This article describes the JavaScript regular expression definition (syntax). Share to everyone for your reference, specific as follows:
2 ways to define regular expressions: One is to call RegExp () directly, and the second is to define directly by literal quantities, i.e. var re =/regular rule/;
The essence of 2 definition methods is to invoke the RegExp () method
When you call the same piece of regular code, ECMASCRIPT3 and ECMAScript5 behave differently.
function Reg () {
var re =/\sjavascript/;
return re;
}
Call the Reg () method in ECMAScript3 and ECMASCRIPT5, respectively, multiple times
In ECMAScript3, the same RegExp object is invoked, and in ECMAScript5, a different RegExp object is invoked because a new EXCMAScript5 object is generated each time it is executed in the RegExp
So in the ECMASCRIPT3 can cause the hidden trouble of the program, because as long as the object in one place to modify, all the calls to this object will change.
1. Direct measure character
In regular, you will normally match the characters directly, such as
/javascript/
Will directly match the character JavaScript
Non-alphabetic character matching is also supported, such as:
\o nul character (\u0000)
\ t Tab (\u0009)
\ n line feed (\u000a)
\v vertical tab (\U000B)
\f Page Feed (\u000c)
\ r return character (\u000d)
\xnn the Latin character specified by the hexadecimal number NN, for example, \x0a equivalent to \ n
\uxxxx Unicode characters specified by the hexadecimal number xxxx, such as \u0009 equivalent to \ t
\CX control character ^x, for example, \CJ equivalent to a newline character \ n
In regular expressions, there are some punctuation marks with special meanings, and they need ' \ ' to escape
^$.*+?=!:| \/()[]{}
2. Character class
[...] Any character within the square brackets
[^...] Any character not in square brackets
. Any character
\w any ASCII-character word, equivalent to [a-za-z0-9]

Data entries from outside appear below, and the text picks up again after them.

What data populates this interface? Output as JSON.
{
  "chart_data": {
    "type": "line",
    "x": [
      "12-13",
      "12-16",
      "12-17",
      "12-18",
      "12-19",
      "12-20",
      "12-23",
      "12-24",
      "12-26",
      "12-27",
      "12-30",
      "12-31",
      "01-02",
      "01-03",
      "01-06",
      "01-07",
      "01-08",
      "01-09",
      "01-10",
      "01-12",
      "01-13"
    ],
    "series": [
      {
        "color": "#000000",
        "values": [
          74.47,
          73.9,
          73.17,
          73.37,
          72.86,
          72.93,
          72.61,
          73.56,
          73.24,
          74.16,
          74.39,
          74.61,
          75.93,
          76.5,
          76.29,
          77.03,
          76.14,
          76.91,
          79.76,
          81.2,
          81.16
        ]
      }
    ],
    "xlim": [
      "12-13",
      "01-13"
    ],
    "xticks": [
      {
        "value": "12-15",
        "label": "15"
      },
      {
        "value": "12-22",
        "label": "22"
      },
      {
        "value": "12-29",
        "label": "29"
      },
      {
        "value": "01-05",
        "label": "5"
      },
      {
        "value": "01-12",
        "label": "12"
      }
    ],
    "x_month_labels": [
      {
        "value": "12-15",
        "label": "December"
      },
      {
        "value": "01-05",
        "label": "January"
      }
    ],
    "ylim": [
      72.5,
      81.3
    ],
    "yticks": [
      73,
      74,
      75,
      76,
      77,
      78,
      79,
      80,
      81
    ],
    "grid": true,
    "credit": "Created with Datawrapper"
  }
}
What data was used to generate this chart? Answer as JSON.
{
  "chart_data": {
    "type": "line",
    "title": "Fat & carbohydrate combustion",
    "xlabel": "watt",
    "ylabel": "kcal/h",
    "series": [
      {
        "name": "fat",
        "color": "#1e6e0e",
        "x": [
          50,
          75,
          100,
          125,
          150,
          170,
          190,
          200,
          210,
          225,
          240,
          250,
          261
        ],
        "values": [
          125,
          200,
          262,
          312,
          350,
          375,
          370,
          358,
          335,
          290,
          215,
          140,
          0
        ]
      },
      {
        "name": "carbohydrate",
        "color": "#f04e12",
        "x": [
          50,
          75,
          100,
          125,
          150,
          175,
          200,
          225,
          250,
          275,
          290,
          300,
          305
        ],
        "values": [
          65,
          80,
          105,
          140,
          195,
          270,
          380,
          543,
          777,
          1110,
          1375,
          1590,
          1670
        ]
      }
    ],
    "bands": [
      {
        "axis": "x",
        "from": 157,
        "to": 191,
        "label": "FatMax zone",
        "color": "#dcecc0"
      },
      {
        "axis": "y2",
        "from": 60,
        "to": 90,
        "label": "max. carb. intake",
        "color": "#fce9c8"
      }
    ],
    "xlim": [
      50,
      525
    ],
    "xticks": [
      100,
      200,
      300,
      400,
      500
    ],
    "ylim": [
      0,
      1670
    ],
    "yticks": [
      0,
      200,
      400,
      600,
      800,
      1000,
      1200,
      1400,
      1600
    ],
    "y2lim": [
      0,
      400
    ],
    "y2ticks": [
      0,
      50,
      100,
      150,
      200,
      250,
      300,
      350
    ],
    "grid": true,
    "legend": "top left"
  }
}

\w any word that is not an appropriate ASCII character, equivalent to [^a-za-z0-9]
\s any Unicode whitespace characters
\s any characters that are not Unicode whitespace, note that \w and \s are not the same
\d any ASCII value, equivalent to [0-9]
\d any character other than the ASCII number, which is equivalent to [^0-9]
[\b] backspace direct amount (special case)
3. Repetition (frequency)
? 0 or 1 times
+ 1 or more times
* Any time
{n} n times
{m,n} at least m times, up to N times
{n,} n times or more n times
The default is the greedy match.
If [a+b+] to match Aaabb, it will not match AB and AAB, and will only match Aaabb
[a+?b+?] This will match Aaab Why does this difference occur?

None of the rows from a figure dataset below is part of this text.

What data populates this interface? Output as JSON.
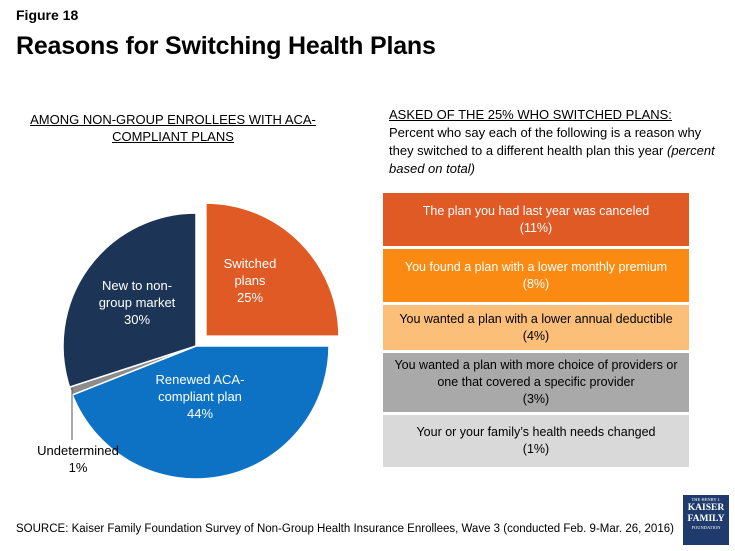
{
  "figure_label": "Figure 18",
  "title": "Reasons for Switching Health Plans",
  "left_heading": "AMONG NON-GROUP ENROLLEES WITH ACA-COMPLIANT PLANS",
  "right_heading": {
    "underlined": "ASKED OF THE 25%  WHO SWITCHED PLANS:",
    "plain": " Percent who say each of the following is a reason why they switched to a different health plan this year ",
    "italic": "(percent based on total)"
  },
  "chart_data": [
    {
      "type": "pie",
      "title": "AMONG NON-GROUP ENROLLEES WITH ACA-COMPLIANT PLANS",
      "slices": [
        {
          "label": "Switched plans",
          "value": 25,
          "display": [
            "Switched",
            "plans",
            "25%"
          ],
          "color": "#e05a25",
          "exploded": true
        },
        {
          "label": "Renewed ACA-compliant plan",
          "value": 44,
          "display": [
            "Renewed ACA-",
            "compliant plan",
            "44%"
          ],
          "color": "#0d72c4",
          "exploded": false
        },
        {
          "label": "Undetermined",
          "value": 1,
          "display": [
            "Undetermined",
            "1%"
          ],
          "color": "#8c8c8c",
          "exploded": false
        },
        {
          "label": "New to non-group market",
          "value": 30,
          "display": [
            "New to non-",
            "group market",
            "30%"
          ],
          "color": "#1c3557",
          "exploded": false
        }
      ]
    },
    {
      "type": "bar",
      "title": "Reasons for switching (percent based on total)",
      "bars": [
        {
          "label": "The plan you had last year was canceled",
          "value_label": "(11%)",
          "value": 11,
          "color": "#e05a25",
          "text_color": "#ffffff"
        },
        {
          "label": "You found a plan with a lower monthly premium",
          "value_label": "(8%)",
          "value": 8,
          "color": "#fb8a13",
          "text_color": "#ffffff"
        },
        {
          "label": "You wanted a plan with a lower annual deductible",
          "value_label": "(4%)",
          "value": 4,
          "color": "#fcbf7a",
          "text_color": "#000000"
        },
        {
          "label": "You wanted a plan with more choice of providers or one that covered a specific provider",
          "value_label": "(3%)",
          "value": 3,
          "color": "#a9a9a9",
          "text_color": "#000000"
        },
        {
          "label": "Your or your family’s health needs changed",
          "value_label": "(1%)",
          "value": 1,
          "color": "#d9d9d9",
          "text_color": "#000000"
        }
      ]
    }
  ],
  "source": "SOURCE: Kaiser Family Foundation Survey of Non-Group Health Insurance Enrollees, Wave 3 (conducted Feb. 9-Mar. 26, 2016)",
  "logo": {
    "line1": "THE HENRY J.",
    "line2": "KAISER",
    "line3": "FAMILY",
    "line4": "FOUNDATION"
  }
}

A: + is to let the positive and not greedy match, then B here will only match a B, then why a will match 3? This is because pattern matching of regular expressions always looks for the first possible match in the string.
4. Options | grouping | references
| Used to delimit selectable characters, such as [AB|CD], he can match ab or match CDs, note : The selection of the attempt to match the order is left → right, so [A|ab], when a match passed, it does not match AB, even if AB is a better match
() 1. A separate entry is a subexpression/java (script)?/can match the JavaScript and Java----------------------the expression of a child *? etc operation
2. An expression that can refer to the preceding parenthesis ([' "]) after a child pattern is defined in the complete pattern [a-z]\1/\1 refers to the expression in the first parenthesis, so it references [']

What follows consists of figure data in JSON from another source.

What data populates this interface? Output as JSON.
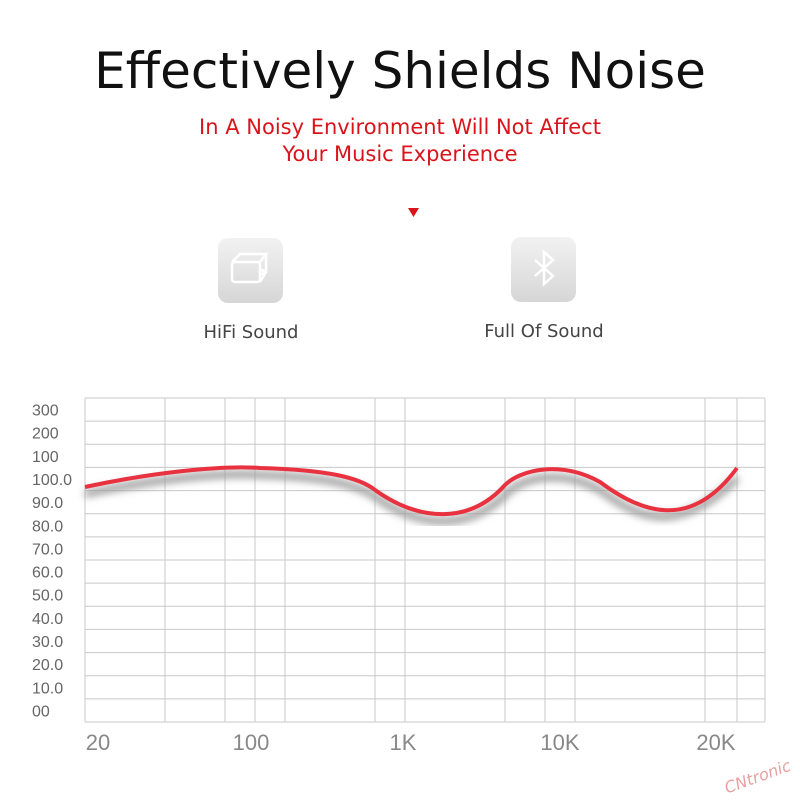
{
  "header": {
    "title": "Effectively Shields Noise",
    "subtitle": [
      "In A Noisy Environment Will Not Affect",
      "Your Music Experience"
    ]
  },
  "features": [
    {
      "label": "HiFi Sound"
    },
    {
      "label": "Full Of Sound"
    }
  ],
  "chart": {
    "y_labels": [
      "300",
      "200",
      "100",
      "100.0",
      "90.0",
      "80.0",
      "70.0",
      "60.0",
      "50.0",
      "40.0",
      "30.0",
      "20.0",
      "10.0",
      "00"
    ],
    "x_labels": [
      "20",
      "100",
      "1K",
      "10K",
      "20K"
    ]
  },
  "watermark": "CNtronic"
}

3. Refer to the previous subexpression note :/[' "][a-z]['"]/this regular meaning is single or double quotes plus a lowercase letter plus a single or double quotation mark, and the single double quotation mark is not a match if you want to match it can be written [([']]) [A-Z ]\1]
\ Plus numbers can refer to the expressions in the preceding parentheses
5. Establish a matching position (anchor point)
^ matches the beginning of a string, in multiple-row retrieval, matching the beginning of a line
$ matches the end of a string, in multiple-row retrieval, matching the end of a line
\b Matches the bounds of a word, in short, the position between the character \w and \w, or between the character \w and the beginning or end of the string.
\b Matches a non word boundary position
(? =p) 0 wide forward assertion, which requires that the next character be matched to p, but cannot include those characters that match P
(?! P) 0 Wide negative lookahead assertion, requiring that the next character not match p
6. Modifiers
Written in regular expression literal//right
I performs a case-insensitive match
G performs a global match, in short, finds all matches, instead of stopping after the first one is found
M multiple-line matching pattern, ^ matches the beginning of a line and the beginning of a string, $ matches the end of a row and the end of a string/java$/m can match Java\nfunc
Note : When the regular expression is global, each exec () and test () sets the current set of lastindex to the current position, and executes it from the lastindex position. So it's best to set the lastindex to 0 per execution.
I hope this article will help you with JavaScript programming.